Forum: Oczekując na dziecko
Szkoła rodzenia a ojciec
Mój chłop zapiera się kopytami i nie chce chodzić do szkoły rodzenia. W końcu poryczałam się i nie miał wyjścia – zgodził się. Jak to jest u Was i jakich argumentó użyłyście, jeśli chłop był oporny?
Strona 2 odpowiedzi na pytanie: Szkoła rodzenia a ojciec
Re: Szkoła rodzenia a ojciec
może poprostu sama sprawdzisz? co do tej paranoi, to już tak jest, że człowiek ciągle się martwi czy wszystko jest w porządku…
A.
Do Helgi
Mój zgodził się dopiero wtedy jak go zapewniłam, że chodzenie ze mną do szkoły rodzenia nie oznacza przymusu uczestniczenia w porodzie (a to go przerażało).
Pozdrowienia
smoki
Re: Szkoła rodzenia a ojciec
Ja jestem Strzelcem więc nie będę zaprzeczać, że to dobry znak:)
Pozdrowienia
smoki
Re: Szkoła rodzenia a ojciec
Ja też :)) ja też :)) jestem Strzelcem i mój mężulek tez jest to najlepsze znaki pod slońcem hi hi hi.
Ale mamy tak rózne charaktery że znajomi twierdzą że dobraliśmy się na zasadzie przeciwieństw :).
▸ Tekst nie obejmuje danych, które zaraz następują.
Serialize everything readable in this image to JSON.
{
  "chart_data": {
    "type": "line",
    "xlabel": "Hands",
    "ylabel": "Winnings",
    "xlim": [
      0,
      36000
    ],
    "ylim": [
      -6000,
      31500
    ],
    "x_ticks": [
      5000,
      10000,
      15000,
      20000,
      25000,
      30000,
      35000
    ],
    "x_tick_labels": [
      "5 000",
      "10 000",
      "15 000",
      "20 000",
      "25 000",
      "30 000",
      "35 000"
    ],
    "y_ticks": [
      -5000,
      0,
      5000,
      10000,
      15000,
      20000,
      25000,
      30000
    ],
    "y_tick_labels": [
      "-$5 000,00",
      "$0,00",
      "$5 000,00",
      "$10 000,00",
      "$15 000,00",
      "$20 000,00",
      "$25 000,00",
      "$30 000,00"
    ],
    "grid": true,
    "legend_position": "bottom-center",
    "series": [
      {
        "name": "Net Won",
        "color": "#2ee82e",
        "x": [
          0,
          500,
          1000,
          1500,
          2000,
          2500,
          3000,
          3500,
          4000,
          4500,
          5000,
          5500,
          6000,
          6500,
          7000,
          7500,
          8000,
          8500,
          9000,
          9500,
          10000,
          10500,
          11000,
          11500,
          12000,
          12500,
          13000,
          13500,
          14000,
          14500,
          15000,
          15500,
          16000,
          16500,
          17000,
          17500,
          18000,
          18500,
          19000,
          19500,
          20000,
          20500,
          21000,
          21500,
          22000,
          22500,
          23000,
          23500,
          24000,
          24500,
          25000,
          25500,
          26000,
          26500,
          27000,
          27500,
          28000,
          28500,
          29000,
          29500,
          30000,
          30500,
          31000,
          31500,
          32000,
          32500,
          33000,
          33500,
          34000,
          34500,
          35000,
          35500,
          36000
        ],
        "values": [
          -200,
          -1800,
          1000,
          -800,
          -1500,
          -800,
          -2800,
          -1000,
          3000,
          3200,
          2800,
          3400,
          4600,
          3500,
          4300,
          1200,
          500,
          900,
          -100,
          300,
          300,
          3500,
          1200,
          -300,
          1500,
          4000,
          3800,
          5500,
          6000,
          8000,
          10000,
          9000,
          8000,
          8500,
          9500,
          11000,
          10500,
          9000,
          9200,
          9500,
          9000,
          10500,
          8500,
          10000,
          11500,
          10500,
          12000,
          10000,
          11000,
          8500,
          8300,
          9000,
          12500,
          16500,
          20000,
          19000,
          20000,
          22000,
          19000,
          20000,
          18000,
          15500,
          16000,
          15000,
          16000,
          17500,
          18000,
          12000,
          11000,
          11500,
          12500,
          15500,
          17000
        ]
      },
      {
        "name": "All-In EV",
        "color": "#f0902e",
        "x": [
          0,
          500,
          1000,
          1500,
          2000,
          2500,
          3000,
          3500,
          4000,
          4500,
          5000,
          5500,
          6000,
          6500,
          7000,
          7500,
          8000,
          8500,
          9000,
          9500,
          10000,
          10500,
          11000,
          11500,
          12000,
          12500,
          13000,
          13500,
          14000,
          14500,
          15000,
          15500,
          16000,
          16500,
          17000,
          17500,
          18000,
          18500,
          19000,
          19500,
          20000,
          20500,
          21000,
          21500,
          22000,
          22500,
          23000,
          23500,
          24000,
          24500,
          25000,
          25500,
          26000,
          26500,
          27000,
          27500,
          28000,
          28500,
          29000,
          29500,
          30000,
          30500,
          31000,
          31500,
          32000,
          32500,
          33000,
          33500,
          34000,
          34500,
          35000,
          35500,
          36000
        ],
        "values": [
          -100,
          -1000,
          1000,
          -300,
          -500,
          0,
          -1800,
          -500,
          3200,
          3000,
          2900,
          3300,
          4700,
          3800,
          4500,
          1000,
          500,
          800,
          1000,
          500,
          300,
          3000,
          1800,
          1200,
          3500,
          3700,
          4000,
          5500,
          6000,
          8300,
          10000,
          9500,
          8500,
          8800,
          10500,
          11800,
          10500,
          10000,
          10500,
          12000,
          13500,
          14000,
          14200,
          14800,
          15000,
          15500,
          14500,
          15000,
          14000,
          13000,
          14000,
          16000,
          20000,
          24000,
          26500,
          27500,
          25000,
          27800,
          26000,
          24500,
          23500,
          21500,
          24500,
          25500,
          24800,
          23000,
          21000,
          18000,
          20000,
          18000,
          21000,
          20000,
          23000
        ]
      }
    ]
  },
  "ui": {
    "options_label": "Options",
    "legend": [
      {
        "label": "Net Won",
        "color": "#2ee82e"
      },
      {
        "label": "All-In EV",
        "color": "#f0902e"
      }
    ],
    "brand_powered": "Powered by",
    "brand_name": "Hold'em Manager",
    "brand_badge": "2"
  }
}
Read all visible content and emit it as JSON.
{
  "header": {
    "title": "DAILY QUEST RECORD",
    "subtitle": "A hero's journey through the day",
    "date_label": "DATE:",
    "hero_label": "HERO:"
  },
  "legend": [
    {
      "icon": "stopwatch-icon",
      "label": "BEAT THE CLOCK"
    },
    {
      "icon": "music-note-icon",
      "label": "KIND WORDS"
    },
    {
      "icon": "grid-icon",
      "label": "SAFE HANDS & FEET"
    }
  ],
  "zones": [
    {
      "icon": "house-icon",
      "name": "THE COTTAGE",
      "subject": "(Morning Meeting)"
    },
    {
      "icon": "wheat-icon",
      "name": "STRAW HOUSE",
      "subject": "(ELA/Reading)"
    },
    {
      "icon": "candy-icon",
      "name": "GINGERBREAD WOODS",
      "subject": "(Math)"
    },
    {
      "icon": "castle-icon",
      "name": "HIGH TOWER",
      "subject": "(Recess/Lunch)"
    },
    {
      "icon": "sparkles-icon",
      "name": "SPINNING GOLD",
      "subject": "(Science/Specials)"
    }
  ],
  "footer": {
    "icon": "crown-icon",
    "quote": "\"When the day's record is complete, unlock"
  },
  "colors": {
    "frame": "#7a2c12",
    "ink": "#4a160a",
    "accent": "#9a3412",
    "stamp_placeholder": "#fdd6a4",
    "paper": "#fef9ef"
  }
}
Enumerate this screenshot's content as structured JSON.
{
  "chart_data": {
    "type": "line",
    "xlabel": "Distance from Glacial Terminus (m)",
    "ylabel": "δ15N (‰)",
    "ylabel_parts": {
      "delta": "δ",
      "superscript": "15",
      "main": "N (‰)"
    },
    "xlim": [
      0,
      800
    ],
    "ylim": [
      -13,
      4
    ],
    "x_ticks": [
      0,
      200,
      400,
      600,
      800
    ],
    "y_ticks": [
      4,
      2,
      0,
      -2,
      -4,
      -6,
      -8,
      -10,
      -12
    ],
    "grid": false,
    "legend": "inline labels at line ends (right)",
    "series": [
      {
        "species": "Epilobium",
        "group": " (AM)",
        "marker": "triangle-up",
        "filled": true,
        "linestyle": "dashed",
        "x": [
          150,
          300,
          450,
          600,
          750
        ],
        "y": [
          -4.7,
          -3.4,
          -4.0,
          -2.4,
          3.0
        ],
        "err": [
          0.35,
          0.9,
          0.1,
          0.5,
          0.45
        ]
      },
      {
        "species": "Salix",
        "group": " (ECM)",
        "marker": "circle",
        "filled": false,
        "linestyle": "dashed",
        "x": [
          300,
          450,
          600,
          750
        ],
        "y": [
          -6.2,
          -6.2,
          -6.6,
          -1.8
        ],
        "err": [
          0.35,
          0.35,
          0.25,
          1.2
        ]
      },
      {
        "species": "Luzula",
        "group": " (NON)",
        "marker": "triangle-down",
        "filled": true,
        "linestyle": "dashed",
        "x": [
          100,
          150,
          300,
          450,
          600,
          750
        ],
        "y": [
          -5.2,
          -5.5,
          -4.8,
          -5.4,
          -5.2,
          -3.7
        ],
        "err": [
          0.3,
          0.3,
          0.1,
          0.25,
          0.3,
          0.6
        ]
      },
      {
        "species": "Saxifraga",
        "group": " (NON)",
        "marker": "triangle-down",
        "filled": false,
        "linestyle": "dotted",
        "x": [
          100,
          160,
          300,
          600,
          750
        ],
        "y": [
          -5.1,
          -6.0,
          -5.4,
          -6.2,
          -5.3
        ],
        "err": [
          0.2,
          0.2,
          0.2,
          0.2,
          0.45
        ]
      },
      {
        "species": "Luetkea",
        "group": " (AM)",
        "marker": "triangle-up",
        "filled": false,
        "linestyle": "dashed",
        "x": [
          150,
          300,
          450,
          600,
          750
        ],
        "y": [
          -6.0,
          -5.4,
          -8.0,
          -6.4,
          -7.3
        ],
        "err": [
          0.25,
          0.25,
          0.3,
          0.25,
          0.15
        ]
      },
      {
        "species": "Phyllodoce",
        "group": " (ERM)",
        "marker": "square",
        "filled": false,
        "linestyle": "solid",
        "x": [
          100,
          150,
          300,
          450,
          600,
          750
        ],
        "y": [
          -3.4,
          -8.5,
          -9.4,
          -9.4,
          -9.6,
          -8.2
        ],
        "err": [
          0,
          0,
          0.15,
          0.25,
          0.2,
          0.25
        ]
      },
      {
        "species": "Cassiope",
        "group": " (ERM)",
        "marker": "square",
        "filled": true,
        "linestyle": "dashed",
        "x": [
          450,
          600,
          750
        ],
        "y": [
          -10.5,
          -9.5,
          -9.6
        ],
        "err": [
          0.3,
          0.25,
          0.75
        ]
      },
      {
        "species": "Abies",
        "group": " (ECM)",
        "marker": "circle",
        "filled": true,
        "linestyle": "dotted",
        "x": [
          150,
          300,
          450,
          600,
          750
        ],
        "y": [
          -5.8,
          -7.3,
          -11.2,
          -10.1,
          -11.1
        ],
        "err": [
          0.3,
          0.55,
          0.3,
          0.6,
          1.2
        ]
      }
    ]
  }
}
On z początku znaku ja z końca.
Mój mężulek ma stoicki spokój nic go nie rusza, a ja wszędzie pędze i głowe gubie hi hi 🙂
On mnie uspokaja a ja jego wprawiam w ruch moimi nowymi pomysłami.
We wrześniu będziemy 2 lata po ślubie a znaliśmy się tylko rok. Co ciekawsze po 2tyg. znajomości zamieszkaliśmy razem 🙂
I tak mieszkamy do dziś jesteśmy bardzo szczęśliwym małżeństwem. To było przeznaczenie 🙂
Całuski
Ksantia
Re: Do Smoki
A mój twierdzi, że chce być przy porodzie, tylko nie ma siły na te nudy w szkole rodzenia:) Na dodatek ma sprzymierzeńca, faceta mojej przyjaciółki, która niedawno urodziła. On tez twierdzi, że szkoła to strata czasu. I jak tu chłopa przekonać. Ja po prostu płaczę i on wtedy ulega, hi, hi
Do Helgi
Też metoda! Tyle, że z moim by nie zadziałała 🙂
Pozdrowienia
smoki
Re: Do Helgi
U mnie podziałało, bo mój chłop widział mnie płaczącą dwa razy w życiu, jak umarł mój ojciec, a potem umarł mój pies. Trzeci raz to był płacz z powodu jego odmowy chodzenia do szkoły rodzenia. Uznał więc zapewne, że to ważna sprawa i dlatego się zgodził. Pozdrawiam
Re: Szkoła rodzenia a ojciec
U nas było tak…
Szkoła rodzenia? Dlaczego nie, ale poród… ufff “nie wiem, ja chyba nie chcę, boję się”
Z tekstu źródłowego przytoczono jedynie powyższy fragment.